EdR’s (EDR) total cost was $201.9 million for fiscal 2014, up by 26.1% over 2013. The increase came on the back of a 30.2% rise in total cost in 2013 and 29.2% in 2012. The collegiate housing leasing operations expenses comprised 45.9% of the total cost followed by depreciation and amortization expenses at 29.2%, and G&A (general and administrative) expenses at 9.8%.
The collegiate housing leasing operations expenses rose by 15.9% in 2014 to $92.6 million over 2013. The same-community operating expenses increased by 2.6% in 2014 over 2013. The increase in same-community operating expenses was primarily due to the higher marketing costs and real estate taxes.

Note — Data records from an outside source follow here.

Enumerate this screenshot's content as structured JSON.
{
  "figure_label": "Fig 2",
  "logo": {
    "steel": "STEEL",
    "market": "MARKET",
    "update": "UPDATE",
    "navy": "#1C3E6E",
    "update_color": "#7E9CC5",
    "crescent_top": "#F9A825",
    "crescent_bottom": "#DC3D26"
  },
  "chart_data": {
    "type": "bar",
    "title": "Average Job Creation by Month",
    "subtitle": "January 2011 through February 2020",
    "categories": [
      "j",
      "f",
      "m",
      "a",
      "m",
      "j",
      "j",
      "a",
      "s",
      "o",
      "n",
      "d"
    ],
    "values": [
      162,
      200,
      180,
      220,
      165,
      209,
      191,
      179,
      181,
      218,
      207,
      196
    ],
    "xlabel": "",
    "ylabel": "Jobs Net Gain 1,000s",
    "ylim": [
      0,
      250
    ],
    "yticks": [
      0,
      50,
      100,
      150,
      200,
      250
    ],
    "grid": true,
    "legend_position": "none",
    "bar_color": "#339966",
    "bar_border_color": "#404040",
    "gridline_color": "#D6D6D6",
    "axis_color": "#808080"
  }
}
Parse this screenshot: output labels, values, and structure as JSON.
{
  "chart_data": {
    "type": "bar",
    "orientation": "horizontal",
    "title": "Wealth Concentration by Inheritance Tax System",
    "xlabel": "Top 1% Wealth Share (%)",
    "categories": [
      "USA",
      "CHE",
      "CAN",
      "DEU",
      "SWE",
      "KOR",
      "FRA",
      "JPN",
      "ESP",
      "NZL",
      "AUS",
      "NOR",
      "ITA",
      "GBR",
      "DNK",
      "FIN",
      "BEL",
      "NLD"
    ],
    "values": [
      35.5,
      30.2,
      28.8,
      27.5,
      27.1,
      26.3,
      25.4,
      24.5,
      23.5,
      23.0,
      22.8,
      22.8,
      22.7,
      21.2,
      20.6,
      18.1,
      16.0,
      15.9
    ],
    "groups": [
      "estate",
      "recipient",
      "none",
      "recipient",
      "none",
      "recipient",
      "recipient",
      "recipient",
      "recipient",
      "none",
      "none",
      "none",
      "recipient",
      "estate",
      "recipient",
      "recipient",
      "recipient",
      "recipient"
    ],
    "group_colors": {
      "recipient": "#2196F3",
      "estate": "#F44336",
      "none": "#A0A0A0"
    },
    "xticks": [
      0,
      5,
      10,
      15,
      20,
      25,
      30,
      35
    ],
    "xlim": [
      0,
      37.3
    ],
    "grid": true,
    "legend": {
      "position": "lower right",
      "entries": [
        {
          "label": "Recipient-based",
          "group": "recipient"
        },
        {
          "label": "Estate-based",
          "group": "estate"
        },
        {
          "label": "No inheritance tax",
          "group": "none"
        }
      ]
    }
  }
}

Depreciation expenses increased by 22.6% to $59 million in 2014 compared to a rise of 44.7% in 2013 to $48.1 million. The increase in depreciation expenses was primarily due to the acquisitions and development of 18 new properties in 2014.
G&A expenses, excluding development and management expenses, increased by 31.8% in 2014 to $10.1 million. The rise in G&A expenses in 2014 was primarily due to a rise in salary expenses and other factors. The company stated that “the higher rate of G&A growth in 2014 was necessary to handle the significant growth in our portfolio and also reflects growth in costs related to the pursuit of the increasing number of development opportunities, both on and off campus.”
Lowest EBITDA margin
EdR recorded an EBITDA margin of 42.4% in 2014 compared to 39.3% in 2013 and 35% in 2012. The EBITDA margin recorded by the company is one of the lowest in the industry. The industry average EBITDA margin was 57.7% in 2014.
Equity Residential (EQR) reported the highest EBITDA margin of 64.4% followed by AvalonBay Communities (AVB) at 63.6%, Essex Property Trust (ESS) at 58%, and American Campus Communities (ACC) at 48.4%. The SPDR DJ Wilshire Global Real Estate ETF (RWO) invests 0.20% of its portfolio in Education Realty Trust.